Why it matters: Coal is the most carbon-intensive fuel, so its persistence in the global energy mix underscores the challenge of reining in global CO2 emissions.
The intrigue: My colleague Orion Rummler explores sections of the report that discuss coal's trajectory against the backdrop of major climate agreements.
- Check out the chart above, which shows that coal declined for three years after the 1997 Kyoto Protocol.
- But that temporary drop, IEA notes, stems from the Asian financial crisis and the effects of the collapse of the Soviet Union. Demand surged again afterwards.
- "A similar upsurge is not expected in today's context, but neither is a sudden plunge," the report states.
3. Tracking methane leaks from space
A 2018 explosion at a natural gas well owned by an ExxonMobil subsidiary emitted more methane into the atmosphere than some countries do in a year, a new study using satellite data has found, Axios' Rebecca Falconer reports.
Why it matters: It's the first time methane from an oil or gas incident has been detected and quantified using data gathered by satellite.
Details: The study, published in the Proceedings of the National Academy of Sciences Monday, shows space technology could become a key tool in detecting leaks of the potent greenhouse gas. Per the study abstract...
"Our work demonstrates the strength and effectiveness of routine satellite measurements in detecting and quantifying greenhouse gas emission from unpredictable events. In this specific case, the magnitude of a relatively unknown yet extremely large accidental leakage was revealed."
4. Europe's climate hawks split with U.S. vision
An interesting Bloomberg piece compares the EU's newly unveiled climate proposals with the Green New Deal that's in vogue in American progressive circles on the left.
The intrigue: There's a lot there, but at one point the authors wonder whether the multitopic focus of the Green New Deal — which tackles health care, job and wage guarantees — will make it tougher to implement than the European Green Deal.
The big picture: The piece looks at the European goal of achieving net-zero greenhouse gas emissions by 2050. "Even ultra-conservative European governments, such as Poland’s, which resisted committing themselves to Green Deal goals, didn’t object to the bloc striving to meet the objective," they report.
- The story notes that while even modest climate efforts have faced hostility from conservative in Congress, the GND's scope may be making its path even harder.
- "[T]he Green New Deal’s very broad ambition has made it a favorite target of Republicans, who have tried to cast it as an illustration of how their liberal opponents are both dangerous and laughably unrealistic," it states.
Of note: There's no single Green New Deal, so Bloomberg uses a mashup of concepts in the congressional resolution and plans from Democratic White House hopefuls.
One big question: Will senior Capitol Hill Democrats, as they start preparing climate legislation that would be ready if the party regains control of Washington, take their cues from the Green New Deal's breadth?

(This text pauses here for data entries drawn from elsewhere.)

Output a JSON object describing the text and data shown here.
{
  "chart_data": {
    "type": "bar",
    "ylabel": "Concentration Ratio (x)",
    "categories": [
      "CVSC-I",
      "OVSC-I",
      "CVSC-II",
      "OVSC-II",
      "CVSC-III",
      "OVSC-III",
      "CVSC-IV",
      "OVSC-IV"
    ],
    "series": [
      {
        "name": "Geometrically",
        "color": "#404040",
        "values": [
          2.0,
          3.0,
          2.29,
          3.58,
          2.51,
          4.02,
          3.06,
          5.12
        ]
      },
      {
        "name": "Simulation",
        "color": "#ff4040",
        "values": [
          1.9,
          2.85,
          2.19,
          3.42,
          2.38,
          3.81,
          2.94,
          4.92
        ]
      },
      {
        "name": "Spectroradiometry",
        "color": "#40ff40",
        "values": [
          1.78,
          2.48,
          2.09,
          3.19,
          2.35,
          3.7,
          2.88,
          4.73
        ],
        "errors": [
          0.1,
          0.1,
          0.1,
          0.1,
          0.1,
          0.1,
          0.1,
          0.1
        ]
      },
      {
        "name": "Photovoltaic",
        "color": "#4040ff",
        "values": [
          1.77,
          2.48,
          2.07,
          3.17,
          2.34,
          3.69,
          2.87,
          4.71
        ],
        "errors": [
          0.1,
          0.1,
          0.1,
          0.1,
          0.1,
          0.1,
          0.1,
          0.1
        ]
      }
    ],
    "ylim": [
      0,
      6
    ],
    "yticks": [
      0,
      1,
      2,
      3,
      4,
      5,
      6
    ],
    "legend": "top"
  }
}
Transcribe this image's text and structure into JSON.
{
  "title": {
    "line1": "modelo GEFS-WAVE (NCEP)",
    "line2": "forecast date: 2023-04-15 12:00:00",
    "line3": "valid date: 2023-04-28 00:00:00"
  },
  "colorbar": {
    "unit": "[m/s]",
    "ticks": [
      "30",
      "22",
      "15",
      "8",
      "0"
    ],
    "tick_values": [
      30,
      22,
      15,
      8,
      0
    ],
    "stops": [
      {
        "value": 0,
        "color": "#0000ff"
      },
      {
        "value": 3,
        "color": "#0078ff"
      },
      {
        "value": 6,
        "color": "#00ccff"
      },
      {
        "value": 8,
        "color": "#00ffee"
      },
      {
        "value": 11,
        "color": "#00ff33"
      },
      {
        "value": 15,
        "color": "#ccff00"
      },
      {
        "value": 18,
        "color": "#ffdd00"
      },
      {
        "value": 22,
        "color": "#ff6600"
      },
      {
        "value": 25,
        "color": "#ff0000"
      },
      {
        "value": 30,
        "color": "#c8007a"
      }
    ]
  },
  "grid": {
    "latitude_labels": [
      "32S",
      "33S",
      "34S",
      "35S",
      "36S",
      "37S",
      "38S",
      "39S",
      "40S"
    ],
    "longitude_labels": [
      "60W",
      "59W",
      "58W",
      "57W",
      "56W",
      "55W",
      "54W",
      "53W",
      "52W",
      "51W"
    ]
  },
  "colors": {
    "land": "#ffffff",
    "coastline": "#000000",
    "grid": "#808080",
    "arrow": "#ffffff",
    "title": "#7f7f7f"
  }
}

- I put that question to the Democratic spokesperson for the House Select Committee on the Climate Crisis, which is due to produce policy ideas by March 31. The answer was ... vague.
- "Since climate change affects every aspect of our economy, we intend to provide recommendations that will allow Congress to address the climate crisis comprehensively," Melvin Felix said.
5. The case for a U.S. carbon fee
Part of the European Green Deal is on "carbon border adjustments," which basically means there would be import penalties on goods from countries without tough climate policies.
- It's a way to avoid emissions "leakage" that shifts energy-intensive manufacturing and other activity to places without carbon curbs.
There's an interesting prediction in a note from the research firm ClearView Energy Partners: If Europe moves ahead with border adjustments — which their plan envisions proposing in 2021 but ClearView points out could slip — it "could catalyze the (bipartisan) passage of U.S. carbon fee legislation by the mid-2020s."
- That's because it would "enable U.S. exporters to continue to access overseas markets."